Son exil durera 12 ans et il ne retrouvera la mère patrie qu’en 1955 avec l’autonomie interne. Bourguiba lui confie la direction du journal Al Amal pendant cette délicate transition, puis, membre de l’assemblée constituante, il jouera le 25 juillet 1957 avec ses pairs, un rôle crucial. Dans le premier gouvernement de Bourguiba, il se retrouve en 1957, secrétaire d’Etat aux PTT, poste qu’il conservera jusqu’en 1964. Appelé à succéder a Mongi Slim, a la tète de l’ambassade de Tunisie a Washington, il cède les PTT à Néjib Bouziri et part s’installer dans la capitale américaine où il restera 5 ans.
L’expérience américaine s’avérant très réussie, Rachid Driss ira a New-York en 1970, diriger la mission permanente de la Tunisie auprès de l’ONU et y demeurera jusqu’en 1976. Point d’orgue, son élection en 1971, président du Conseil Economique et Social, sur les traces de son prestigieux prédécesseur, Mongi Slim qui, au début des années 60 avait présidé l’assemblée générale de l’ONU.
De retour a Tunis, Rachid Driss, atteint par la limite d'âge, se lance dans l’associatif diplomatique et l’action au sein de la société civile. C’est ainsi qu’il créera en 1981, l’Association des Etudes Internationales (AEI) qui constitue aujourd’hui un véritable creuset de recherche et de réflexion, distinguée par la qualité de ses colloques et manifestations, et la densité de sa revue trimestrielle.
Le Président Ben Ali le chargera de missions à l’étranger et le nommera successivement premier président du Haut Comité des Droits de l’Homme, puis de l’Observatoire des Elections (1999). Avec le même enthousiasme et la même abnégation, il s’en acquittera consciencieusement, tout en continuant jusqu’au dernier soupir à couver son Association des Etudes Internationales et à publier livre sur livre.
On lui doit en effet notamment une poignante biographie sous le titre « De Bab Souika à Manhattan », mais aussi, « A l’aube, la lanterne », « Errance », « Reflet d’un Combat », « Sur la voie de la République », et « De Jakarta à Carthage ». De nombreux articles, interviews et recherches scientifiques lui sont consacrés. C’est ainsi que sous le titre de « Parcours d’un Tunisien », Lilia Laabidi a publié un ouvrage richement illustré de photos inédites, retraçant son itinéraire.
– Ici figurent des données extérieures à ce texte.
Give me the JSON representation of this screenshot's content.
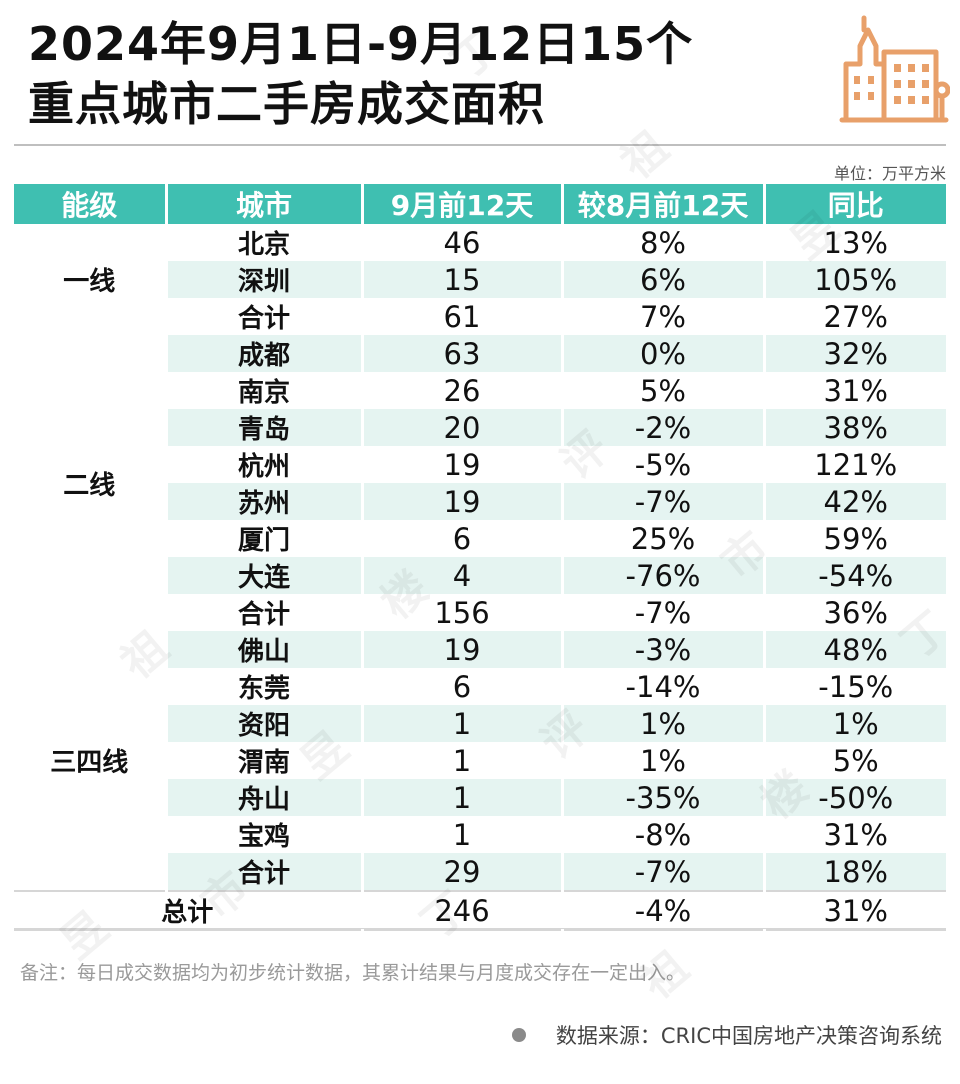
{
  "title": {
    "line1": "2024年9月1日-9月12日15个",
    "line2": "重点城市二手房成交面积"
  },
  "unit": "单位：万平方米",
  "table": {
    "headers": [
      "能级",
      "城市",
      "9月前12天",
      "较8月前12天",
      "同比"
    ],
    "groups": [
      {
        "tier": "一线",
        "rows": [
          {
            "city": "北京",
            "area": "46",
            "mom": "8%",
            "yoy": "13%"
          },
          {
            "city": "深圳",
            "area": "15",
            "mom": "6%",
            "yoy": "105%"
          },
          {
            "city": "合计",
            "area": "61",
            "mom": "7%",
            "yoy": "27%"
          }
        ]
      },
      {
        "tier": "二线",
        "rows": [
          {
            "city": "成都",
            "area": "63",
            "mom": "0%",
            "yoy": "32%"
          },
          {
            "city": "南京",
            "area": "26",
            "mom": "5%",
            "yoy": "31%"
          },
          {
            "city": "青岛",
            "area": "20",
            "mom": "-2%",
            "yoy": "38%"
          },
          {
            "city": "杭州",
            "area": "19",
            "mom": "-5%",
            "yoy": "121%"
          },
          {
            "city": "苏州",
            "area": "19",
            "mom": "-7%",
            "yoy": "42%"
          },
          {
            "city": "厦门",
            "area": "6",
            "mom": "25%",
            "yoy": "59%"
          },
          {
            "city": "大连",
            "area": "4",
            "mom": "-76%",
            "yoy": "-54%"
          },
          {
            "city": "合计",
            "area": "156",
            "mom": "-7%",
            "yoy": "36%"
          }
        ]
      },
      {
        "tier": "三四线",
        "rows": [
          {
            "city": "佛山",
            "area": "19",
            "mom": "-3%",
            "yoy": "48%"
          },
          {
            "city": "东莞",
            "area": "6",
            "mom": "-14%",
            "yoy": "-15%"
          },
          {
            "city": "资阳",
            "area": "1",
            "mom": "1%",
            "yoy": "1%"
          },
          {
            "city": "渭南",
            "area": "1",
            "mom": "1%",
            "yoy": "5%"
          },
          {
            "city": "舟山",
            "area": "1",
            "mom": "-35%",
            "yoy": "-50%"
          },
          {
            "city": "宝鸡",
            "area": "1",
            "mom": "-8%",
            "yoy": "31%"
          },
          {
            "city": "合计",
            "area": "29",
            "mom": "-7%",
            "yoy": "18%"
          }
        ]
      }
    ],
    "total": {
      "label": "总计",
      "area": "246",
      "mom": "-4%",
      "yoy": "31%"
    }
  },
  "note": "备注：每日成交数据均为初步统计数据，其累计结果与月度成交存在一定出入。",
  "source": "数据来源：CRIC中国房地产决策咨询系统",
  "colors": {
    "header_bg": "#3fbfb1",
    "stripe": "#e5f4f1",
    "logo": "#e8a06a"
  },
  "icons": {
    "logo": "buildings-icon",
    "bullet": "dot-icon"
  },
  "watermark": [
    "丁",
    "祖",
    "昱",
    "评",
    "楼",
    "市"
  ]
}
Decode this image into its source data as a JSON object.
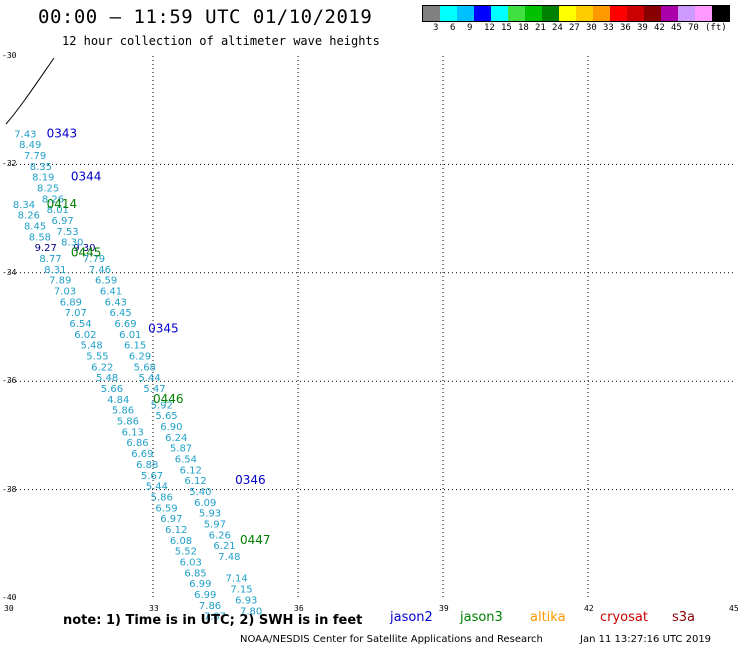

De même, ces dernières semaines, son fidèle ami et proche collaborateur au sein de l’AEI, Kamel Ben Younes a commencé à recueillir ses propos sur nombre de faits historiques, notamment le 25 juillet 1957. Rachid Driss a sélectionné pour lui des documents majeurs et lui confia des photos inédites. De son côté, l’historien Khaled Abid aurait souhaité bénéficier de ses éclairages sur la période 1938-1943, avant son exil. Mais voilà que son décès les privera d’une source précieuse et d’autres témoignages historiques de toute première main.